Прощаюсь с Димой и задумчиво плетусь в душ.
Времени после шильно-мыльных процедур остается целый вагон, поэтому я вытаскиваю из сумочки тоненькую сигарету R1 и мощусь на подоконник. Курю я очень-очень редко, но успокоительные белые палочки все равно везде таскаю с собой – мало ли что, где и когда. Что-то из области того, как говорила моя бабушка: «Даже идя в уборную нужно красить губы, ибо неизвестно где встретишь свое счастье!»
Из высокого гостиничного окна, выходящего прямо Дерибасовскую, доносятся звуки синтетической музыки, фальшивые голоса любителей караоке, рукоплескания толпы миму на ходулях.
В другое время я бы радовалась, глядя на душную шумную улицу, сидя в прохладном гостиничном номере, но сейчас у меня то и дело возникает ощущение неправильности, нереальности происходящего. Вялая непродолжительная попытка провести сеанс самопсихоанализа, так и не выявила причин для такого странного настроения. Да и не успела бы – в номер стучит Дима.
– Не заперто, – откликаюсь задумчиво.
Отмечаю, что попутчик мой тоже выглядит как-то нерадостно. Ага, не одна я такая!
– Пошли-ка кофе пить, – предлагает он, не вдаваясь в сантименты, всеми силами стараясь улыбнуться.
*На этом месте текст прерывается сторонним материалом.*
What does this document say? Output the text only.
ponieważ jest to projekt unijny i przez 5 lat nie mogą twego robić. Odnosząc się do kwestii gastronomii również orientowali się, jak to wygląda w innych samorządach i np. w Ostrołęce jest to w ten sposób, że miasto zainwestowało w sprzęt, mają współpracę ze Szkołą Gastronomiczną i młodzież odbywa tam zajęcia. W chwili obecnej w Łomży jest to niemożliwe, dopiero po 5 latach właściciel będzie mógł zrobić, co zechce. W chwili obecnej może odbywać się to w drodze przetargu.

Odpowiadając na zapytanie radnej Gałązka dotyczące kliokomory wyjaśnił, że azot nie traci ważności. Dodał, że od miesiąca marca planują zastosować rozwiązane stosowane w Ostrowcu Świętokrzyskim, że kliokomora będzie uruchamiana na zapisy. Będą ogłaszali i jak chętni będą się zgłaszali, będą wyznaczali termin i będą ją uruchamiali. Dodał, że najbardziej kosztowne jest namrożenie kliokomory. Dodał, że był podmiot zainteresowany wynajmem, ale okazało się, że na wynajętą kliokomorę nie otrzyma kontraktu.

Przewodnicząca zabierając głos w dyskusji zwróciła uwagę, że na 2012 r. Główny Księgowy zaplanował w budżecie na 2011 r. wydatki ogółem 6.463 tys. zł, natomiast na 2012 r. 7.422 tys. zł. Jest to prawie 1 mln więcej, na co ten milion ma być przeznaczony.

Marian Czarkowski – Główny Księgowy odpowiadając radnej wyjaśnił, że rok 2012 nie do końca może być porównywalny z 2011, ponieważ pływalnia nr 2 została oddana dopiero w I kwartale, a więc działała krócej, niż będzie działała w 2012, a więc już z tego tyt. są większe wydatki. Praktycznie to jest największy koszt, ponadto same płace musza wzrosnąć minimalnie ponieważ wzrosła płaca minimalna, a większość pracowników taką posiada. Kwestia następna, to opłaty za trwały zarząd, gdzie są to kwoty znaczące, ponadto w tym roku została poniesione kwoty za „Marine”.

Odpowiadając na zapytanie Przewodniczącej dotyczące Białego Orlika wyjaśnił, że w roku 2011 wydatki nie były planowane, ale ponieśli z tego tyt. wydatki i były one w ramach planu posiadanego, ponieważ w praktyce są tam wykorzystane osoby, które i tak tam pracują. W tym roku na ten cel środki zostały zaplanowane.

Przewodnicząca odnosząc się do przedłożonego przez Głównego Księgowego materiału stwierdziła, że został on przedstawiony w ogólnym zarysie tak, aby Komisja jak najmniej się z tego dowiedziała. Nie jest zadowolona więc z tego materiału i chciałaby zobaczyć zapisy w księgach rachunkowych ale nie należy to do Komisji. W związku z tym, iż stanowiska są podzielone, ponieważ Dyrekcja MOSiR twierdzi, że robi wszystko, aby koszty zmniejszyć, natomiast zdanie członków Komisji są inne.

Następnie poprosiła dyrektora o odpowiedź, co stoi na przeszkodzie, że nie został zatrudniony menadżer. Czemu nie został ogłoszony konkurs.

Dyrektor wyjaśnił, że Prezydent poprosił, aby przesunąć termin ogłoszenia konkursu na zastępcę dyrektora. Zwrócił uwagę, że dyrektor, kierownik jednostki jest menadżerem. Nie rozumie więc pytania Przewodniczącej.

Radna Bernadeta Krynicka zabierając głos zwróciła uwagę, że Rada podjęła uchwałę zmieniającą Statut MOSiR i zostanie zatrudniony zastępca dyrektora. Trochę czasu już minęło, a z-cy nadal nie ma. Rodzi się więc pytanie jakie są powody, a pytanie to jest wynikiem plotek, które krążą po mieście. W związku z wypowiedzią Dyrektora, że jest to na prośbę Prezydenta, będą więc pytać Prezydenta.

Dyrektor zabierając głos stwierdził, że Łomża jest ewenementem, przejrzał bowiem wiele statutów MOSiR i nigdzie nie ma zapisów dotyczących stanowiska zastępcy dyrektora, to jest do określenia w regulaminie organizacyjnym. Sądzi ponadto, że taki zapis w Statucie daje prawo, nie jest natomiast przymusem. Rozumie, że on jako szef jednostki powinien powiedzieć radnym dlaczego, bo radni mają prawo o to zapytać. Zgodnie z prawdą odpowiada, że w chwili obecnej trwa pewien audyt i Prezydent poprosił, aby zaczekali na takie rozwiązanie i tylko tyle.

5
Однако его лицевые мышцы, видимо, объявили бойкот своему хозяину. Посему он устало машет рукой и бросает это неблагодарное занятие – выдавливание из себя улыбки.
Оно и правильно – если настроения нет, чего лишний раз напрягаться…
Спрыгиваю с подоконника, надеваю легкие сандалии, хватаю шляпу в руки и выхожу вслед за Димой из номера.
Позже, сидя за столиком уличного кафе, мы оба вяло ковыряем ложками в кофейных чашках, стараясь не смотреть друг на друга. Почему – бог его знает! Все сегодня как-то ненормально с утра. В конце концов, потеряв надежду нормально позавтракать – аппетита-то нет! – Дима предлагает проехаться в город, мы садимся в маршрутное такси, которое направляется прямехонько на улицу, указанную в электронном письме.
Доехав, мы находим дом номер 4, поднимаемся на третий этаж. Нам открывает смазливая длинноногая барышня в пестром шелковом халате. Зачем мы пришли, она понимает не сразу, а, уразумев суть проблемы, зовет супруга:
– Коля!
Из глубины квартиры выползает здоровенный кавказец с золотой цепью толщиной в палец на волосатой груди. На наши, не слишком складные объяснения о поисках двери лилового цвета, он отвечает одним возгласом-движением:
– Так поехали, чего ж мы ждем?
Находясь в одних пестрых шортах, майке и вьетнамках, хозяин хватает ключи и срывается вниз по лестнице, затем приглашает нас проехаться в своем джипе и везет на другой конец города в частный сектор.
– Вот, – указывает Николай рукой на небольшую постройку в глубине сада, входная дверь которой сильно смахивает на ту, которую мы ищем.
Спрашиваем разрешения, подходим ближе. Металлическая дверь действительно выкрашена в лиловый цвет, а на ее торце два сплетающихся в танце павлина с расправленными веером хвостами.
– Надо попробовать войти в нее, – незаметно шепчет Дима.
– Можно?.. – робко спрашиваю Николая, взявшись за круглую резную ручку двери, на что он благодушно отвечает:
– Дверь закрыта на ключ… Я вас, пожалуй, оставлю: посмотрите, пощупайте, можете сфотографировать, если нужно. А я пойду с теткой поздороваюсь, если она проснулась, конечно. Да, и, кстати – она не продается!
– Мы же не покупать ее собрались, – недоуменно пожимает плечами Дима и берет меня за руку, – ну, что, идем?